Situs Lingga Yoni Mangir Bantul Yogyakarta berada di pekarangan luas di Dusun Mangir, Desa Sendangsari, Kecamatan Pajangan, Bantul. Jaraknya ke Petilasan Ki Ageng Mangir tidak lebih dari 125 m. Namun karena harus melewati jalan desa yang membentuk huruf U dengan kaki panjang, maka jarak keduanya melembung menjadi 900 m.
Dekatnya jarak menjadi petunjuk bahwa keduanya memiliki hubungan rapat. Awalnya sempat ragu ketika tiba di dekat situs, lantaran tak ada nama. Ada gapura terbuka dengan dinding bata merah. Di dalamnya ada rumah tinggal, sejajar tembok bata, sehingga sungkan untuk masuk. Ketika hendak beranjak pergi, lewatlah seorang penduduk, yang darinya saya mendapat kepastian bahwa Situs Lingga Yoni memang di dalam area berpagar dinding bata merah itu. Saya pun batal pergi dan masuk ke dalam melewati gapura. Rumah terlihat sepi, dan ada lubang pada dinding bata di seberang rumah, saya melangkah memasukinya.
Halaman sebelah dalam yang dikelilingi tembok bata merah telanjang ini cukup luas, dan di sisi sebelah kiri terlihatlah sebuah bangunan persegi dua tingkat yang juga terbuat dari susunan bata merah telanjang, dihubungkan oleh sejumlah undakan. Di tingkat teratas terdapat candi dan dua pelinggih. Jelas bahwa ini adalah sebuah bangunan Hindu.
Bangunan Situs Lingga Yoni Mangir dengan undakan berjumlah sembilan menuju tingkat pertama. Bambu panjang berhias janur kuning yang mulai mengering ditancapkan di sebelah undakan terbawah. Entah upacara apa yang sebelumnya berlangsung di tempat ini. Saya pun melangkah mendekat dan menaiki undakan, dengan melepas alas kaki di anak tangga.
Adanya peninggalan Lingga Yoni di situs Mangir ini, boleh jadi menjadi petunjuk bahwa Ki Ageng Mangir Wanabaya adalah seorang penganut agama Hindu. Lagi pula ia adalah keturunan kedua atau ketiga dari putera Raja Brawijaya V, yang menyingkir dari keraton bersamaan dengan munculnya Demak Bintoro sebagai pusat kekuasaan baru di tanah Jawa.
Tidak ada apa-apa di bangunan tingkat satu, selain undakan menuju lantai dua yang berjumlah enam buah. Undakan ini agak unik, lantaran seperti terputus dengan lantai yang dihubungkannya. Setidaknya ada 22 batu bata tidur yang menyusun dinding lantai dua bangunan ini, dimana terdapat sebuah candi kecil yang terbuat dari batu hitam.

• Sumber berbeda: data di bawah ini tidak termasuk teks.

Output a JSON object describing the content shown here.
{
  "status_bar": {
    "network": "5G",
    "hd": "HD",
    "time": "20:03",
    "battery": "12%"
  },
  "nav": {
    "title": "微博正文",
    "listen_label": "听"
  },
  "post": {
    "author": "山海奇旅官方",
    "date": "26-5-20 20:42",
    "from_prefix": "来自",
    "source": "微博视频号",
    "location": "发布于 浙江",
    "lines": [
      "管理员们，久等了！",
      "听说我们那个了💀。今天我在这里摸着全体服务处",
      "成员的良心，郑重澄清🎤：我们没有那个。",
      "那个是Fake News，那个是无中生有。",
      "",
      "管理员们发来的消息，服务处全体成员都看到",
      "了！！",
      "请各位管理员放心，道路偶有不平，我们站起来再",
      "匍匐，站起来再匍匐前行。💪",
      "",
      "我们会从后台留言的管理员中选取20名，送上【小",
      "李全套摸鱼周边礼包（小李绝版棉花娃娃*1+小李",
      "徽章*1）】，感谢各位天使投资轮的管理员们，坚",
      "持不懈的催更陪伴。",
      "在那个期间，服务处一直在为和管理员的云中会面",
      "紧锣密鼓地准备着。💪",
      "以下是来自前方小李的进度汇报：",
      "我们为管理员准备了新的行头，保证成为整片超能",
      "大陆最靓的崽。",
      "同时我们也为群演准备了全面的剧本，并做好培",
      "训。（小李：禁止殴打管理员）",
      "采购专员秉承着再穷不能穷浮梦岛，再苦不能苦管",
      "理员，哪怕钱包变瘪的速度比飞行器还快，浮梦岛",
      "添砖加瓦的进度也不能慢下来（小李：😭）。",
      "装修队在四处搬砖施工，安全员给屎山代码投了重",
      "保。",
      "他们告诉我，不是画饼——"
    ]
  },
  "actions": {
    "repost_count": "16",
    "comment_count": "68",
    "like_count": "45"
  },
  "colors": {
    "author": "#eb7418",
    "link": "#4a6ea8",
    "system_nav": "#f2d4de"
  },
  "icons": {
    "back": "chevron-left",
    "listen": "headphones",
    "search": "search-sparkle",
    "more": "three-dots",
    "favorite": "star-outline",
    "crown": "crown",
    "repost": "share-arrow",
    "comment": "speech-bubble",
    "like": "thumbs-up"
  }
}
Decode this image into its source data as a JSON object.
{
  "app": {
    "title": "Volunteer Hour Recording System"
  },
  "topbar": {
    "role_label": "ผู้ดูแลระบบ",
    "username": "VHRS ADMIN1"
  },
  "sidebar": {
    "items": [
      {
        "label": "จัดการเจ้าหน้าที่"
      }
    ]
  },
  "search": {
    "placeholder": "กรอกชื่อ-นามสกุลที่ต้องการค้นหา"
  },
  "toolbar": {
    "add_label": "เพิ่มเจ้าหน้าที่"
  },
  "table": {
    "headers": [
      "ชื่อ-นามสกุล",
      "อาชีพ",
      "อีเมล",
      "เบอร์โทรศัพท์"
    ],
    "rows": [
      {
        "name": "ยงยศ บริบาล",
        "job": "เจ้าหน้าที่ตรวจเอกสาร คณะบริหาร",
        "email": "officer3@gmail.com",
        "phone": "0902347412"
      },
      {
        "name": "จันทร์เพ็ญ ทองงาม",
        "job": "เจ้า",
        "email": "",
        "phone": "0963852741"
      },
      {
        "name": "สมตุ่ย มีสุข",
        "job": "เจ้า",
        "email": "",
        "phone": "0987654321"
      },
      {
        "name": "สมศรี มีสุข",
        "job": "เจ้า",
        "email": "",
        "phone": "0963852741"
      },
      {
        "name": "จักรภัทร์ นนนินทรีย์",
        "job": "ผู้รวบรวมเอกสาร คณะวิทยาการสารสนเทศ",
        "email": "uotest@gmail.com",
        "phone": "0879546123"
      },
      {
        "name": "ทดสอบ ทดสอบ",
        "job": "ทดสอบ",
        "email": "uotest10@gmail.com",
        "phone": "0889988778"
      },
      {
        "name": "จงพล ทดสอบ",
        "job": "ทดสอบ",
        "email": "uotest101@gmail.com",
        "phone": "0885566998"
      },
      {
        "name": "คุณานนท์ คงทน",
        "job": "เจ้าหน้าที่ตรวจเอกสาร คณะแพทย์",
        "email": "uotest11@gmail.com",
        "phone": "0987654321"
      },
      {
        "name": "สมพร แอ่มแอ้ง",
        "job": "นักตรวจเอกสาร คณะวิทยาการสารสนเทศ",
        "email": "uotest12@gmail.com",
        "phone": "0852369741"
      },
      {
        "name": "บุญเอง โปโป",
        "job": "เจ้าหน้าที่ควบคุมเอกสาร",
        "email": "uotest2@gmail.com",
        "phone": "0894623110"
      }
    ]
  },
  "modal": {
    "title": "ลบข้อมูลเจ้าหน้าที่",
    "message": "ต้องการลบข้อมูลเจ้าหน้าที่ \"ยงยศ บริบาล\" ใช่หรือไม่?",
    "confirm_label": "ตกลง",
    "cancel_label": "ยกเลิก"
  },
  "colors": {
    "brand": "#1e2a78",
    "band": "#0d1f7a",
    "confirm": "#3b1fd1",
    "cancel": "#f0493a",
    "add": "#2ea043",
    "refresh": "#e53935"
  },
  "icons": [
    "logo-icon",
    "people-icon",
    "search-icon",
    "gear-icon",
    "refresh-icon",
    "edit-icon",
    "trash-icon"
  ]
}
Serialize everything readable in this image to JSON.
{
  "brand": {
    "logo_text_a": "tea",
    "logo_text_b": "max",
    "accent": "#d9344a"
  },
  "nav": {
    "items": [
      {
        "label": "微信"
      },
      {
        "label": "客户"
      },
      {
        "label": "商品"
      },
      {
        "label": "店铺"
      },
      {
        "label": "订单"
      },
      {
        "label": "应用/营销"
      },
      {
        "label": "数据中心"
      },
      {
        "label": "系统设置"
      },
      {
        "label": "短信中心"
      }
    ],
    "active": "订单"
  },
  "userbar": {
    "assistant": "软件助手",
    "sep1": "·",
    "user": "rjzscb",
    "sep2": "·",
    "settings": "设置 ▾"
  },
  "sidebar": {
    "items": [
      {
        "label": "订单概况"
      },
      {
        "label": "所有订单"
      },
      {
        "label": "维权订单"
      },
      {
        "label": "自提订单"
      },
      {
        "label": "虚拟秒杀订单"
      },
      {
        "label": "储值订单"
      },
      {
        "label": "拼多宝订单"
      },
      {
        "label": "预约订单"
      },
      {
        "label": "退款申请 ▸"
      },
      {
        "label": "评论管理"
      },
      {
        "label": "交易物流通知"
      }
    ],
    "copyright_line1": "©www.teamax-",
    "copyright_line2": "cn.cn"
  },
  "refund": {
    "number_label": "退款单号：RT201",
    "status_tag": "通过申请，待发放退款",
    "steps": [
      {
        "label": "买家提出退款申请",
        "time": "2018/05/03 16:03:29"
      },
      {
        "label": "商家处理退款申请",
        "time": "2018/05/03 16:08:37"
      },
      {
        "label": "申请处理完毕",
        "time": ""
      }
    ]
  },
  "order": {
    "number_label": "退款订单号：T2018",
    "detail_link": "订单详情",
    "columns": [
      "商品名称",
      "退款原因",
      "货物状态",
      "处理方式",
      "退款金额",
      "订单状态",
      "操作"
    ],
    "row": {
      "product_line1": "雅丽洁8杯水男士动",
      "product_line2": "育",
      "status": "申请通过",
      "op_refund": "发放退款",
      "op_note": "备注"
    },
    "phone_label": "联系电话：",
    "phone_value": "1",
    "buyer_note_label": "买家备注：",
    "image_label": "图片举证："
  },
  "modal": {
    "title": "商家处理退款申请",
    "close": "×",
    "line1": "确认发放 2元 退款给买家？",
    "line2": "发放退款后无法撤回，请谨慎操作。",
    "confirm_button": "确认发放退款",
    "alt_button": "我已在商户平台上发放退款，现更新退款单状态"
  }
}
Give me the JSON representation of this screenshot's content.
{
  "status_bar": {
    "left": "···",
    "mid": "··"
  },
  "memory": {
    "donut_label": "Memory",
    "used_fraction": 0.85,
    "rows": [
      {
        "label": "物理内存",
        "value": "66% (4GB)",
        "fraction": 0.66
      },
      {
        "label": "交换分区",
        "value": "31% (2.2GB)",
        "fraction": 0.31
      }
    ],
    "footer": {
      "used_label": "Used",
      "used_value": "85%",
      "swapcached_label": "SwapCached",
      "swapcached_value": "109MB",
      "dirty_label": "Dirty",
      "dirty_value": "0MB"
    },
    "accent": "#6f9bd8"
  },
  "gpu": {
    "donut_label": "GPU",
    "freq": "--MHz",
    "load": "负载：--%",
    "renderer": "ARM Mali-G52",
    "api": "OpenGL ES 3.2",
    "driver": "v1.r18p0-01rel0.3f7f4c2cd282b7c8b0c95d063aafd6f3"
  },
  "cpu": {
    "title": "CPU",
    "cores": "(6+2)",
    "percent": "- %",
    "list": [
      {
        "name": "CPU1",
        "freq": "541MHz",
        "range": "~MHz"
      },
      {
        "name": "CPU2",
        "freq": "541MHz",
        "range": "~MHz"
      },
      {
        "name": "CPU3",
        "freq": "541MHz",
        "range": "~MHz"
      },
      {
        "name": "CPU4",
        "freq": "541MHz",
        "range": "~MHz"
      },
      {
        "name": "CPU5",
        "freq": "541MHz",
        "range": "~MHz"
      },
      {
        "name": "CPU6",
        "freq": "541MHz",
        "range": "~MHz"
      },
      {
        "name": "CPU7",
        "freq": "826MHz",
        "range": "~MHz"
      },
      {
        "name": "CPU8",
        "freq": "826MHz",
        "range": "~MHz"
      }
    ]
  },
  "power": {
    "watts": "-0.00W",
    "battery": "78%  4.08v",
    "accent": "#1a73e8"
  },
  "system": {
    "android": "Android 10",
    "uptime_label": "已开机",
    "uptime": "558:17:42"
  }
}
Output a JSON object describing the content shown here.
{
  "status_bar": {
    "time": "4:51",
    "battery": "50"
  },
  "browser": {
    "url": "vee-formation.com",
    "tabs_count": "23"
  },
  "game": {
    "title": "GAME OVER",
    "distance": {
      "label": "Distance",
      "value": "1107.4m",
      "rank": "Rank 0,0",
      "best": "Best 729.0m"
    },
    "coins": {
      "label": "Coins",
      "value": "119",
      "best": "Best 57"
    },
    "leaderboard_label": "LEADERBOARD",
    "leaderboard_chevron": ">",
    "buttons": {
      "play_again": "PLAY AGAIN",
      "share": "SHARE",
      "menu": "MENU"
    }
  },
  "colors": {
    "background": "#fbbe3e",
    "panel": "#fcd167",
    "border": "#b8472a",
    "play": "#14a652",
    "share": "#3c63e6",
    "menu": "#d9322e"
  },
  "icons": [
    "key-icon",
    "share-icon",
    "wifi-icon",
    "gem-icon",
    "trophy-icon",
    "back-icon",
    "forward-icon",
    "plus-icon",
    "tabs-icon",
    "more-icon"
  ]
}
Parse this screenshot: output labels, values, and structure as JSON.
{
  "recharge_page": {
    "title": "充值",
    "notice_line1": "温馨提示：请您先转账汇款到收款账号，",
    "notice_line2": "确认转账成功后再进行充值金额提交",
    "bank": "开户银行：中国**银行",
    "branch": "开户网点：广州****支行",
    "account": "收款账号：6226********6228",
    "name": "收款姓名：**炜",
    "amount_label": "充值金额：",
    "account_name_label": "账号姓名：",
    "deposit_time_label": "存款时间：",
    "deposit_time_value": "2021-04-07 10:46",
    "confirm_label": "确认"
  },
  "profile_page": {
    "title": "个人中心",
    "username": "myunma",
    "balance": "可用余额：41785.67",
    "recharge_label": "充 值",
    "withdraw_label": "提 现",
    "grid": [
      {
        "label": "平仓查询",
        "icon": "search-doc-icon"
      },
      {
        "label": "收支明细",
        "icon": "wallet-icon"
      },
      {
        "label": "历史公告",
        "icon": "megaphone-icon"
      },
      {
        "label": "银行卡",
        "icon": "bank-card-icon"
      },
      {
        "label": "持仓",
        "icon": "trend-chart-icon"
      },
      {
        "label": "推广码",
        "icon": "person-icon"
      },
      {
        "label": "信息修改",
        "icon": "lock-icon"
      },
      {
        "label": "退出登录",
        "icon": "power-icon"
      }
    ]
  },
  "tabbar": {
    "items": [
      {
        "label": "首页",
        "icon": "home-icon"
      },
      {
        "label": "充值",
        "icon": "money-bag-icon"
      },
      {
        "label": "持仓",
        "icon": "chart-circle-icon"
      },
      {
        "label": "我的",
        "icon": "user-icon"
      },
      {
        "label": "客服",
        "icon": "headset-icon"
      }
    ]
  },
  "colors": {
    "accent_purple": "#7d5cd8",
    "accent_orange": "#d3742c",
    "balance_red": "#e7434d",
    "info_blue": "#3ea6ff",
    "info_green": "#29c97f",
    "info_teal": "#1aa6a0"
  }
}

Yang menarik pada candi yang bentuknya menyerupai miniatur Kori Agung ini adalah adanya relief seperti lambang Kerajaan Mataram di atas pintu, yang biasanya tempat relief Kala. Tidak ada arca pada ruang kecil di bagian atas pelinggih yang berada di sisi sebelah kiri. Sedangkan di sisi kanan candi terdapat lingga yoni pada puncak pelinggih.
Penampakan bangunan candi di bagian tengah Situs Lingga Yoni Mangir menyerupai miniatur Kori Agung itu. Pintu kecil berukir warna keemasan yang indah berada di puncak anak tangga, diapit sepasang naga, diteduhi sepasang payang berjumbai berwarna kuning dan putih. Pelinggih dengan Lingga Yoni tampak berada di sisi sebelah kanannya.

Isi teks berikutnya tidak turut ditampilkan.